Celui qui a Dieu continuellement sur les lèvres et le professe dans ses paroles mais s'éloigne des « gens humbles », ferme les yeux sur les exigences de la justice et ne se soucie pas de la solidarité, est loin de Dieu et manque de sa grâce. Le Dieu en qui vous croyez n’est rien d’autre qu’une idole car il n’y a pas d’amour, de solidarité et de justice.

Chico Buarque s'est placé, sans le vouloir, du côté du Dieu vivant et vrai parce qu'il s'est placé du côté des « humbles ». Votre engagement vous place indéfectiblement aux côtés de Dieu et au cœur de son projet de Royaume d'amour, de justice et de paix.

Encore plus. Dans l'après-midi de la vie, quand tout se décidera, le critère sera, selon Jésus (voir le Evangile de saint Matthieu 25, 41-46), combien nous avons été sensibles aux « gens humbles », aux affamés, aux assoiffés, aux pauvres et aux pénalisés au cours de notre histoire. Ceux qui l’ont fait entendront les paroles d’une béatitude infinie : « c’est à moi que tu l’as fait » ; « Venez donc, bénis par mon Père, et prenez possession du Royaume qui vous a été préparé depuis la création du monde. »

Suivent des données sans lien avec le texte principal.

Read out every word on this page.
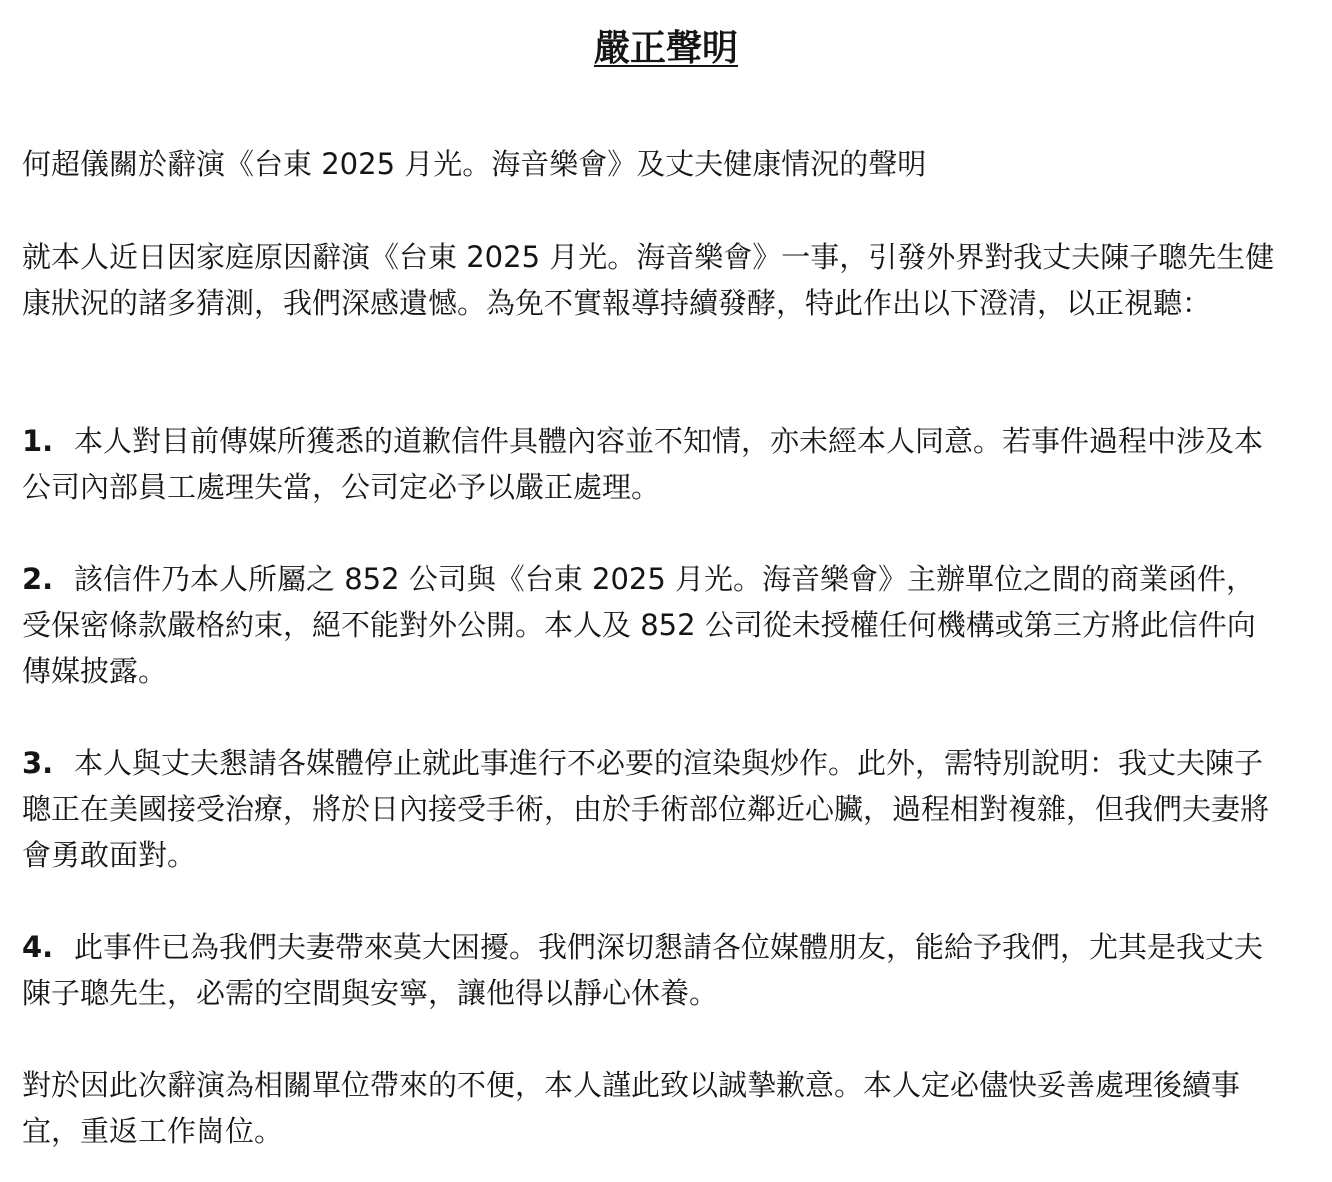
嚴正聲明

何超儀關於辭演《台東 2025 月光。海音樂會》及丈夫健康情況的聲明

就本人近日因家庭原因辭演《台東 2025 月光。海音樂會》一事，引發外界對我丈夫陳子聰先生健康狀況的諸多猜測，我們深感遺憾。為免不實報導持續發酵，特此作出以下澄清，以正視聽：

1. 本人對目前傳媒所獲悉的道歉信件具體內容並不知情，亦未經本人同意。若事件過程中涉及本公司內部員工處理失當，公司定必予以嚴正處理。
2. 該信件乃本人所屬之 852 公司與《台東 2025 月光。海音樂會》主辦單位之間的商業函件，受保密條款嚴格約束，絕不能對外公開。本人及 852 公司從未授權任何機構或第三方將此信件向傳媒披露。
3. 本人與丈夫懇請各媒體停止就此事進行不必要的渲染與炒作。此外，需特別說明：我丈夫陳子聰正在美國接受治療，將於日內接受手術，由於手術部位鄰近心臟，過程相對複雜，但我們夫妻將會勇敢面對。
4. 此事件已為我們夫妻帶來莫大困擾。我們深切懇請各位媒體朋友，能給予我們，尤其是我丈夫陳子聰先生，必需的空間與安寧，讓他得以靜心休養。

對於因此次辭演為相關單位帶來的不便，本人謹此致以誠摯歉意。本人定必儘快妥善處理後續事宜，重返工作崗位。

Pour moi, « Peuples humbles » suffirait à immortaliser Chico Buarque dans le cœur de tous ceux qui ne croisent pas les morts sur la route, mais s'arrêtent comme des Samaritains, souffrent et pleurent ensemble. Chico Buarque a vécu la même expérience que son mécène Francisco de Assis. Cette expérience l'a transformé de fils d'un riche marchand à ami et compagnon des plus pauvres d'entre les pauvres, les lépreux. Il en parlait comme des siens «les pauvres», humbles gens de Toscane. Bourgeois et membre de «jeunesse dorée» ce qu'il était, il a tout abandonné et est devenu pauvre comme eux. On l’appelait simplement «le pauvre d’Assise. »

Et maintenant je dis en tant que théologien : derrière ces « gens humbles » de tous »pauvres» cache le Fils de Dieu. Donner de la dignité aux « gens humbles », comme l'a fait Chico Buarque, c'est sauver le meilleur de l'héritage humaniste de notre histoire et du Jésus historique qui a vu dans les pauvres, les premiers héritiers de son rêve. Il a toujours été du côté des aveugles, des boiteux, des malades psychologiques (possession, dans le langage de l'époque) et il est aussi devenu pauvre.

Pour vivre cette dimension, vous n’avez pas besoin d’être religieux ou de croire en Dieu. Logiquement, si vous êtes religieux et croyez en Dieu, vous serez renforcé. Mais ce n'est pas indispensable. Soyez simplement humain, amoureux de la justice et chanteur d’amour. C’est là que se réalise la religion authentique et que se trouve le vrai Dieu.